In June 2014, the U.S. Supreme Court issued a ruling in Burwell v. Hobby Lobby Inc. Stores that further dismantled the law. Prior to the ruling, the ACA required health insurance plans to cover preventative reproductive health services for women, including all FDA-approved contraceptives, without cost-sharing (commonly referred to as the contraception mandate). Under the law, employers with 50 or more workers with insurance plans that did not meet this standard faced significant fines. In the Supreme Court case, Hobby Lobby Inc. argued that this mandate violated the Religious Freedom Restoration Act (RFRA), which states that the government must not “substantially burden a person’s exercise of religion”




unless there is a “compelling government interest” or if the law uses methods that are the “least restrictive way of furthering that interest.” The Supreme Court, in a 5-4 decision, judged in favor of Hobby Lobby Inc., ruling that the government cannot force corporations to cover employees’ birth control, effectively nullifying the contraception mandate. While this judgment directly impacts women’s access to contraceptives, some analyst worry that employers will now use religious objections to opt out of other aspects of the ACA, which could have a significant impact on the future of the law (Carey, 2014).

Since the start of the implementation of the law, polling suggests that the overall public has both a lack of understanding of the ACA and mixed feelings on the law attributable to partisan politics and the ensuing misinformation. In 2013, a Kaiser Family Foundation poll found that 57% of individuals stated that they did not feel they had enough information about the ACA to understand how it will impact them personally. When filtered by income, this percentage increased to 68% for those with household incomes less than $40,000 (Kaiser Family Foundation, 2013). Furthermore, it is apparent that politics plays a significant role in the public’s degree of approval of the law. In April of 2014, the CNN/ORC International Poll, which used the term the Affordable Care Act, released a poll that showed 61% of participants who were either in favor of the ACA or wished to see small changes in the law; 38% of participants wished to see it repealed. In comparison, a Washington Post/ABC Poll also released in April of 2014, and which used the term Barack Obama’s health care plan, showed that only 36% of respondents felt the law was a good idea, and 49% felt that the law needed a major overhaul, or be repealed entirely (Fuller, 2014). Nonpartisan, clear messaging, and education campaigns are critical to the long-term success of the ACA.
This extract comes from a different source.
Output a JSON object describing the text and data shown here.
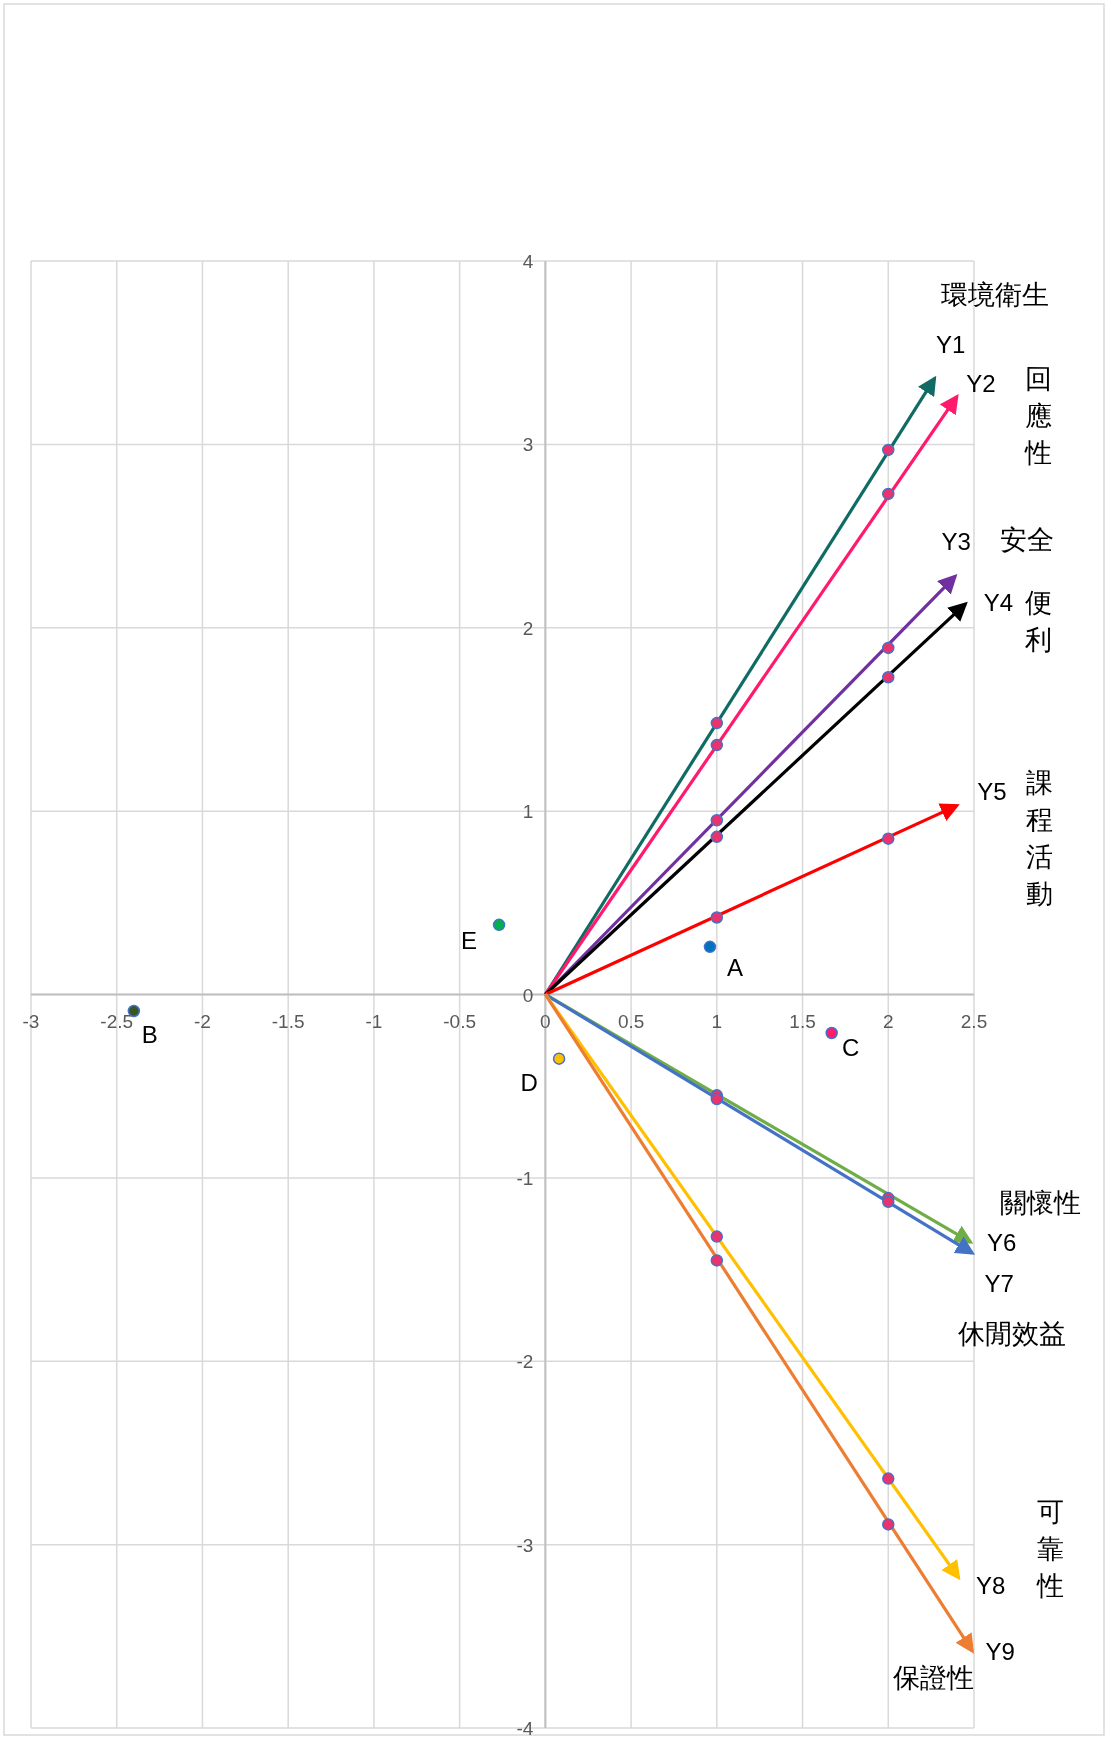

Conclusion Although there may be revisions throughout the period of implementation of this landmark legislation, as occurred with the Social Security Act, the ACA provisions aim to increase access to care; change the culture of health care from one of cure to one of




health promotion and illness prevention; mitigate barriers to practice for primary care providers of all disciplines; capitalize on the skill and expertise of nursing in areas of leadership, practice, research, and innovation; and, through these mechanisms, improve population health outcomes. The challenge for nursing is to rise to the call and seize this moment of opportunity in becoming the leaders in health care that so many already recognize they should be. Understanding the reforms and realizing the potential implications to nursing are the first steps in achieving these roles.

Discussion Questions 1. What are the key areas that the ACA provisions address and examples of each?

2. What are key opportunities for nursing leadership related to ACA implementation and monitoring?

3. What are specific provisions within the ACA that will directly impact the delivery and type or method of care you give to your patients?

4. Many of the payment reform changes in the ACA move away from physician fee-for-service payment to more value-based payment, taking into consideration improved quality measures and better patient outcomes. How will this change maximize the role of the entire health team, including nurses? How will this create new leadership opportunities for nurses?